A decisão proferida pela 11ª Vara do Trabalho da Zona Sul de São Paulo, condenando uma empresa a pagar indenização por danos morais a um homem trans, traz à tona a importância de se proporcionar um ambiente de trabalho adequado e seguro, que respeite as particularidades de cada funcionário. Essa sentença demonstra um avanço no reconhecimento dos direitos das pessoas trans e reforça a necessidade de cumprir com os princípios estabelecidos na Constituição Federal e na LGPD (Lei Geral de Proteção de Dados).
A Lei Geral de Proteção de Dados (LGPD) estabelece diversos princípios fundamentais para a proteção dos dados pessoais, entre eles o princípio da não discriminação. Esse princípio visa garantir que o tratamento de dados pessoais não seja realizado de forma discriminatória, seja em razão de características pessoais, como gênero, orientação sexual, raça, etnia, religião, entre outros.
A Carta dos Direitos Humanos, também conhecida como Declaração Universal dos Direitos Humanos, é um documento internacional que estabelece os direitos fundamentais de todas as pessoas, independentemente de sua raça, cor, gênero, orientação sexual, religião, nacionalidade, origem étnica, entre outras características. Um dos princípios essenciais dessa carta é a vedação à discriminação.
A vedação à discriminação presente na Carta dos Direitos Humanos reforça a importância de tratar todas as pessoas de forma igualitária e sem qualquer forma de discriminação. Isso significa que todas as pessoas têm o direito de serem tratadas com dignidade, respeito e justiça, sem serem alvo de discriminação ou preconceito.
No caso em questão, a discriminação em relação à identidade de gênero do funcionário trans é claramente contrária aos princípios da Carta dos Direitos Humanos. A carta estabelece que todas as pessoas têm o direito de serem reconhecidas e tratadas em igualdade de condições, sem sofrer discriminação com base em sua identidade de gênero ou qualquer outra característica protegida.
Como prevê seu artigo 7º “Todos são iguais perante a lei e têm direito, sem qualquer distinção, a igual proteção da lei. Todos têm direito a igual proteção contra qualquer discriminação que viole a presente Declaração e contra qualquer incitamento a tal discriminação”.
O trabalhador em questão relata que, durante seus contratos com a empresa, enfrentou a recusa em ser tratado de acordo com seu gênero masculino, sendo obrigado a se apresentar como mulher aos clientes, mesmo tendo realizado a alteração de nome em sua identidade. A empresa, por sua vez, justificou sua posição alegando restrições técnicas no sistema de gestão de pessoal, que estava vinculado ao registro de CPF/PIS do funcionário, onde constava o gênero feminino.

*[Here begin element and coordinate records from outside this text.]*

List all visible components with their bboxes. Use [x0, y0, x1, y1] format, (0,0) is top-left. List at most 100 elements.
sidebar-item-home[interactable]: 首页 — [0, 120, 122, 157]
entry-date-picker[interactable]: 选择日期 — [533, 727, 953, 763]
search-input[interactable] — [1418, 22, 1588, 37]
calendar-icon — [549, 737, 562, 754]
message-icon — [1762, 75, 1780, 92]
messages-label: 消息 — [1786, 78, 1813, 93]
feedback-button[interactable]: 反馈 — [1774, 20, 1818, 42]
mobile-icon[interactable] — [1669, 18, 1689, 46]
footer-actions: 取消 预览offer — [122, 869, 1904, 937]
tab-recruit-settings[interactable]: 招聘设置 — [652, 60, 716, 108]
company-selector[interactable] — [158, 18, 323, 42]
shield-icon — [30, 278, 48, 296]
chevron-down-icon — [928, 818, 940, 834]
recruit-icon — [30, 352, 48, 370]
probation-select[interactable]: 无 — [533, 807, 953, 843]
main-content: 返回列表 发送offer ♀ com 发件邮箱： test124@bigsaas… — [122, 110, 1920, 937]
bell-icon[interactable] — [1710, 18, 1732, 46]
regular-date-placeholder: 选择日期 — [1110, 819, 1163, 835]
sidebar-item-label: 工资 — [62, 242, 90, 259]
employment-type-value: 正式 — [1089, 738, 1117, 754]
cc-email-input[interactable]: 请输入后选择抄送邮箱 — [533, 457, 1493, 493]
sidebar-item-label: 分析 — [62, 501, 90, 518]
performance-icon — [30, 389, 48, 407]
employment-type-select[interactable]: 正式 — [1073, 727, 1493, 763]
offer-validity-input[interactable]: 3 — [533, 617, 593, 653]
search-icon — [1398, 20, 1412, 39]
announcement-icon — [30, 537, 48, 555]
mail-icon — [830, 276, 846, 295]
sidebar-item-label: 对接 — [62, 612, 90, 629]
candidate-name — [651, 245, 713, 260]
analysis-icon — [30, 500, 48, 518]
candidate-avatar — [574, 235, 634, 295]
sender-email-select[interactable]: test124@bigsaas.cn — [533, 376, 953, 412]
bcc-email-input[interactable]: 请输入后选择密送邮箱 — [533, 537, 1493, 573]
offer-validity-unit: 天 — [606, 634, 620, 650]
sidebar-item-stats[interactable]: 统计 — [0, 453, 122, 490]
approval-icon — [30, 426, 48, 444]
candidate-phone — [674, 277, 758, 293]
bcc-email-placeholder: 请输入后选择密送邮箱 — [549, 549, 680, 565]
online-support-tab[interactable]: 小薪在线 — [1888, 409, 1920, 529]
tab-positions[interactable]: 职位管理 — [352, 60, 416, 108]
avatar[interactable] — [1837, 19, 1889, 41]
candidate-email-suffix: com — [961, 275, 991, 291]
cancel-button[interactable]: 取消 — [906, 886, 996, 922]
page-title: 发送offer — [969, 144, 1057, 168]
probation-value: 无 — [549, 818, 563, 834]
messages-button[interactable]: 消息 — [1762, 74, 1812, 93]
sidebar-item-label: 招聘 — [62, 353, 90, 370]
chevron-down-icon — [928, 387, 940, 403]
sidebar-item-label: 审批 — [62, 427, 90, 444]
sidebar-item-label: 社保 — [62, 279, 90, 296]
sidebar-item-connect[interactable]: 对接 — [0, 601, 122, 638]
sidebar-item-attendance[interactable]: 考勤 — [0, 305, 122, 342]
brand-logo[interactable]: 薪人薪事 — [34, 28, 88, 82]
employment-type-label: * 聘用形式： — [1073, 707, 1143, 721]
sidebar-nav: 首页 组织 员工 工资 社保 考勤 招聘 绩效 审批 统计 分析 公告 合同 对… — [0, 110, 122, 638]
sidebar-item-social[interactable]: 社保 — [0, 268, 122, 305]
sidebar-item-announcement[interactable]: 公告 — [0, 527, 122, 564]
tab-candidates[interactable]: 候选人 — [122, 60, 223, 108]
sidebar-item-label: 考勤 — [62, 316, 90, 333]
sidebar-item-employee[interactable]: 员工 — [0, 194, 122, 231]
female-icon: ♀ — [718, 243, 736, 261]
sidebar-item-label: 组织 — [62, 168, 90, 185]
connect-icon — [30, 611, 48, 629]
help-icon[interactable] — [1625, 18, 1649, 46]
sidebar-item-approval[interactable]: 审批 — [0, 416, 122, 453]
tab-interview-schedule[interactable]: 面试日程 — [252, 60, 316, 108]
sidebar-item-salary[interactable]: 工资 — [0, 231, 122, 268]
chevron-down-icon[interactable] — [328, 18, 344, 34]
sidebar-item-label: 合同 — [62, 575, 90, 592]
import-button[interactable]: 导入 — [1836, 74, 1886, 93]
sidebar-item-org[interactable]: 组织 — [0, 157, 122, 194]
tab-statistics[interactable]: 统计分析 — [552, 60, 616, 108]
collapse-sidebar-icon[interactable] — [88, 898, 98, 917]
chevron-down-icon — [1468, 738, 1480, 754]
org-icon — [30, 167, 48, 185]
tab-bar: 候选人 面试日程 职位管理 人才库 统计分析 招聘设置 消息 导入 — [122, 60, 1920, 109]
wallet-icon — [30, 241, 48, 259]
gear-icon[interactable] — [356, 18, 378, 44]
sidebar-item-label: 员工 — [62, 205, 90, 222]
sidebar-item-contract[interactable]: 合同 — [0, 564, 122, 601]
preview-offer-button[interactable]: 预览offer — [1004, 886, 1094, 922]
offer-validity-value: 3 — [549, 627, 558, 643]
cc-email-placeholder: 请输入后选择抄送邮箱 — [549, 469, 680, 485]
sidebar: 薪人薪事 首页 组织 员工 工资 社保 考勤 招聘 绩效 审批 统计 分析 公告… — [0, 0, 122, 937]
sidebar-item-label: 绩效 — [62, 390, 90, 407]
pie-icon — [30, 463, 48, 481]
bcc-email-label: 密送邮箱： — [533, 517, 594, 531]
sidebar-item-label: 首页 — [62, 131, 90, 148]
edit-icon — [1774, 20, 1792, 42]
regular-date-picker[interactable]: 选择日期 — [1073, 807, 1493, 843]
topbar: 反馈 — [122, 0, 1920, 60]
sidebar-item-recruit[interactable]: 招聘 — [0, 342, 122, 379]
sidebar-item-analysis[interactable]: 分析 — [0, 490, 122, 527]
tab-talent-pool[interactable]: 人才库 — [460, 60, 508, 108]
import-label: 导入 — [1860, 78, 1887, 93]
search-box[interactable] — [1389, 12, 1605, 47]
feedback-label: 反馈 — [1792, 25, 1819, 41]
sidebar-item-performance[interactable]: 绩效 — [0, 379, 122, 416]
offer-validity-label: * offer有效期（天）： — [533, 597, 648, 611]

Ao analisar o caso, o juiz destaca que o processo de transição de gênero de uma pessoa trans é cercado de burocracias e dificuldades, como a falta de apoio jurídico, financeiro e social. Nesse sentido, é considerado irrazoável e incompatível com os princípios constitucionais exigir que o indivíduo realize alterações em diversos cadastros governamentais antes de poder adotar sua identidade de gênero no ambiente de trabalho.
Além disso, o magistrado observa que, mesmo ao encerrar o contrato de trabalho, a empresa em questão manteve o nome civil do funcionário em uma carta de recomendação, evidenciando que a postura discriminatória e transfóbica não se restringia apenas ao sistema utilizado. Para o juiz, o programa de diversidade e inclusão mantido pela empresa não alcançará seu objetivo enquanto “obstáculos técnicos” forem utilizados como desculpa para desrespeitar um aspecto tão fundamental para a pessoa, como o seu nome.
Essa decisão judicial ressalta a importância de se promover um ambiente de trabalho inclusivo, que respeite as identidades de gênero, em conformidade com os princípios estabelecidos na Constituição Federal, bem como as diretrizes da LGPD. A Constituição assegura a igualdade de todos perante a lei, sem qualquer forma de discriminação, inclusive de gênero. Além disso, ela protege a dignidade da pessoa humana e estabelece os fundamentos para uma sociedade justa e solidária. É fundamental que as empresas se adequem às demandas da diversidade, superando os desafios técnicos e burocráticos, e se comprometam com o respeito à dignidade e aos direitos de todos os seus colaboradores.